I feel that many of the companies in the US have become very global. So now you have the Apple iPhone in everybody’s hands. And if you look at the constituents of the companies in the US indices, they are driven by the companies that have become far more global. These companies are deriving their earnings from the world, not just the US, so this is good. The US is dependent on the globe, China too is dependent on the globe, so aggregate-wise, we think earnings will be revised upwards.
Do you see the US going into recession?
In our estimate, that is not really happening. There will be some slowdown, but we are not making a base case that the US will have a recession. In fact, the rise in oil prices and shale have come back quite a bit. And as shale has come back, more and more jobs are being created in that sector. Also, the theory of the US going into recession is not consistent with the Fed wanting to raise interest rates.
If the Dow does fall, we will also suffer? It’s still a perception thing to follow the US lead?
The Dow did fall last week right? And after that, Brazil actually fell 9% in dollar terms. But the Hong Kong companies, espeically on that day, actually rallied. For example Tencent released its results, which were good, and the stocks there moved up.
So this perception that the Dow coming down will actually have an influence on emerging markets has reduced a lot. It used to be much more, but now its not the case.
In the past, all brokers in their morning notes, were always very focused on what happened overnight in the US. Everyone expected that the next day would start based on what happened the previous night.
I think people are not so focused on that anymore. They are now more focused on individual countries and companies. And in fact, trade relationships with China have become so important. Because if you see how the Korean stock market reacted based on their relationship with China, it seems to suggest that China is the more important factor.
What are the things you don’t like about emerging markets.
Number one, corporate governance needs to improve a lot, especially on the shareholder and dividend return policy.

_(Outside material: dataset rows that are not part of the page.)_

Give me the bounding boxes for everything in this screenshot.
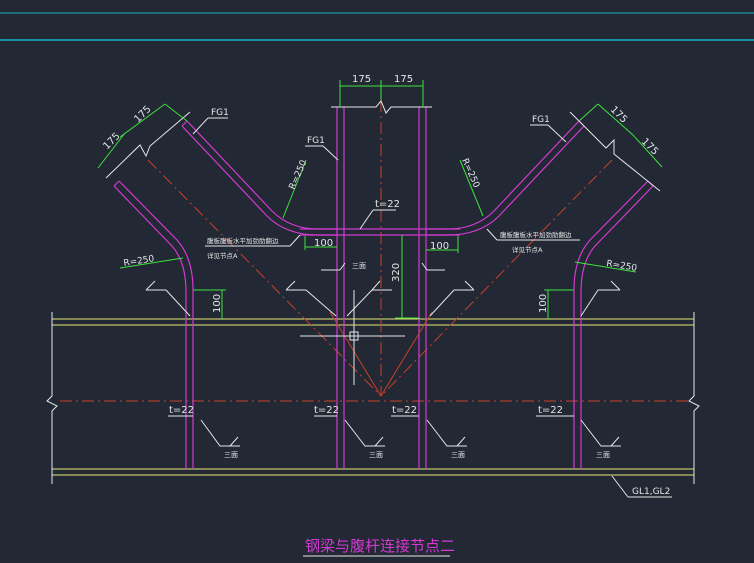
thickness-label-2: t=22 xyxy=(314,405,339,416)
radius-label-right: R=250 xyxy=(606,259,638,274)
note-right-line2: 详见节点A xyxy=(512,245,543,254)
dim-label-top-left: 175 xyxy=(352,74,371,85)
thickness-top-leader xyxy=(359,209,396,230)
thickness-label-4: t=22 xyxy=(538,405,563,416)
thickness-label-top: t=22 xyxy=(375,199,400,210)
thickness-label-3: t=22 xyxy=(392,405,417,416)
fg1-label-left: FG1 xyxy=(211,108,229,118)
beam-break-right xyxy=(688,312,700,484)
weld-label-lower-3: 三面 xyxy=(451,451,465,459)
fg1-leaders xyxy=(192,117,567,161)
dim-label-left-b: 175 xyxy=(101,131,122,152)
node-detail-drawing: 175 175 175 175 175 175 100 100 320 100 xyxy=(0,12,754,557)
dim-label-320: 320 xyxy=(391,263,402,282)
dim-label-right-b: 175 xyxy=(639,136,660,157)
note-left-line1: 腹板腹板水平加劲肋翻边 xyxy=(207,236,279,245)
dim-label-100-right: 100 xyxy=(538,294,549,313)
dim-label-100-left: 100 xyxy=(212,294,223,313)
drawing-title: 钢梁与腹杆连接节点二 xyxy=(305,537,455,555)
radius-leaders xyxy=(119,159,637,273)
note-right-line1: 腹板腹板水平加劲肋翻边 xyxy=(500,230,572,239)
fg1-label-right: FG1 xyxy=(532,115,550,125)
center-stiffener xyxy=(300,228,460,236)
dim-label-100-top-right: 100 xyxy=(430,241,449,252)
dim-label-top-right: 175 xyxy=(394,74,413,85)
radius-label-left: R=250 xyxy=(123,254,155,269)
weld-label-lower-1: 三面 xyxy=(224,451,238,459)
radius-label-left-top: R=250 xyxy=(288,159,310,192)
weld-label-lower-4: 三面 xyxy=(596,451,610,459)
beam-bottom-flange xyxy=(52,468,694,476)
crosshair xyxy=(300,290,405,385)
dim-label-100-top-left: 100 xyxy=(314,238,333,249)
note-left-line2: 详见节点A xyxy=(207,251,238,260)
beam-top-flange xyxy=(52,318,694,326)
dim-label-left-a: 175 xyxy=(132,104,153,125)
fg1-label-center: FG1 xyxy=(307,136,325,146)
weld-label-lower-2: 三面 xyxy=(369,451,383,459)
thickness-label-1: t=22 xyxy=(169,405,194,416)
beam-tag: GL1,GL2 xyxy=(632,487,670,497)
radius-label-right-top: R=250 xyxy=(459,157,481,190)
dim-label-right-a: 175 xyxy=(608,104,629,125)
member-break-lines xyxy=(105,100,661,192)
weld-label-center-upper: 三面 xyxy=(352,262,366,270)
beam-break-left xyxy=(46,312,58,484)
weld-symbols-lower xyxy=(200,419,621,447)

Secondly, shareholders need to have a greater voice in trying to ensure that whatever they feel the company should do, should happen.
And this has historically been the reason why people flocked to the US, because shareholders have a greater say there.

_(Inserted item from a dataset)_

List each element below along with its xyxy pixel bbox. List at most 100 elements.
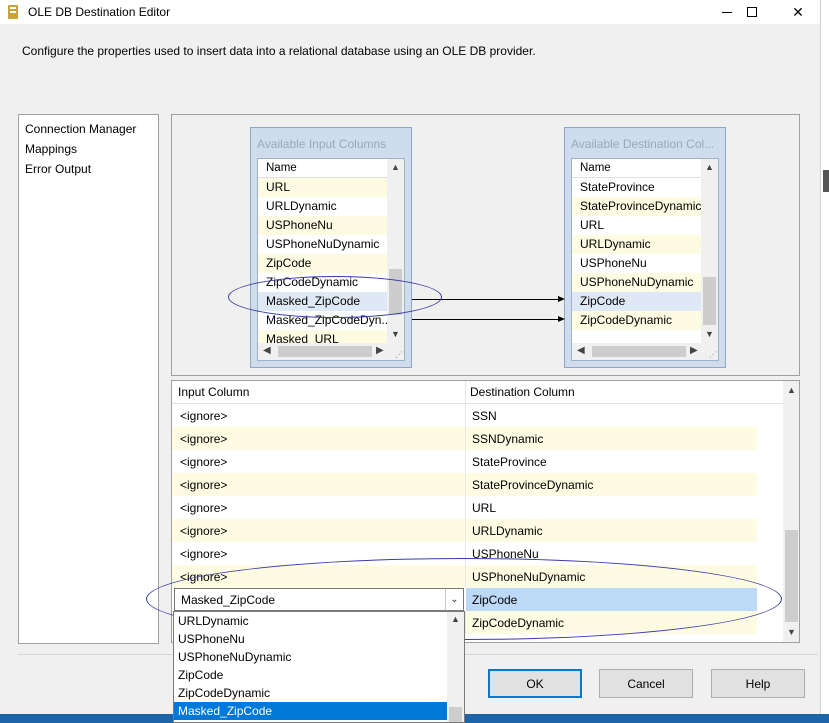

Political interference needs to come down, and there should be stable policies so that companies can develop on their own and compete. There is some chance that protectionism may come up, but our feeling is that China is actually trying to open up, and that is a very positive signal.
Historically, reactions of governments tended to be to isolate and insulate. The commitment to remain open is a very important commitment. That allows for markets to grow faster.

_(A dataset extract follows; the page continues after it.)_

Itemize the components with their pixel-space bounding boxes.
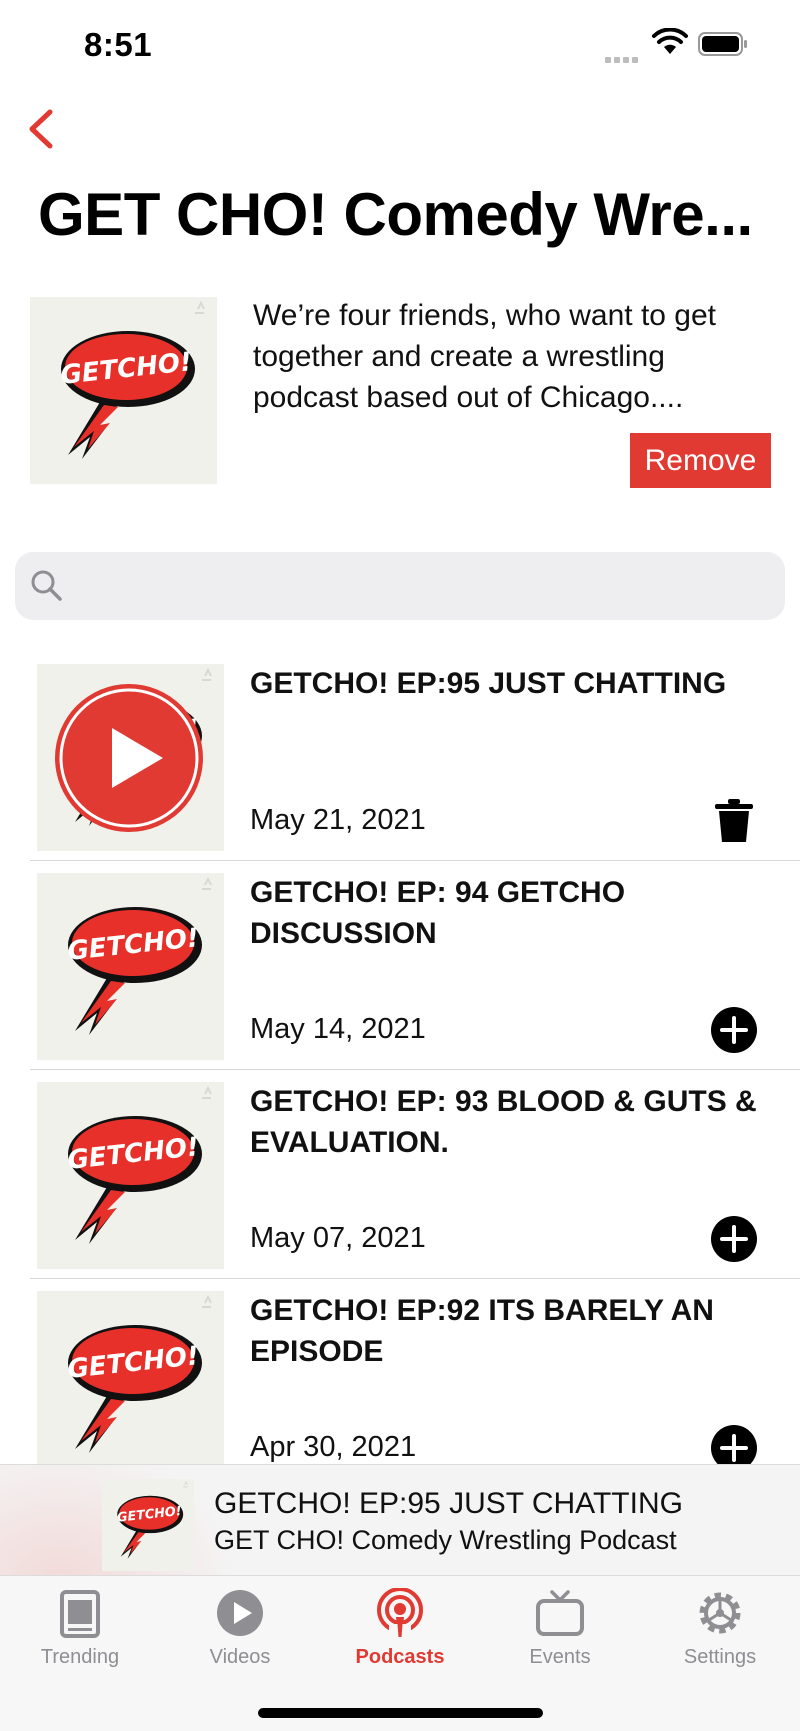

Any particular country you like?
In the small cap side, we like India. We think India has a lot of positives in the sense that policy making is clearer, it has become a lot more transparent. It is still embarking on the reform journey, and is still far behind in terms of per capita income. There is a real move towards change. So we have been overweight especially on the banks.
Apart from the financial aspect, what else do you look at in choosing your companies?
Our analysts generally do the research. However, the thought process is to look at the people behind the companies. The management and their commitment, their vision and what is the scale of opportunity they are going after. How flexible they are.
We want to buy into companies that are run by entrepreneurs, willing to take risks and where the corporate governance is good.
What is your opinion on Malaysia now?
We run a lot of mandates for the local funds. Historically we don’t have a high rating on Malaysia. Given the fact that the currency has come down quite a lot, there must be good opportunities. So, we have been telling our analysts to look out for new ideas here since we feel there is quite a bit of value now.
We are looking for good companies to invest in, in the hope that we will never have to sell them!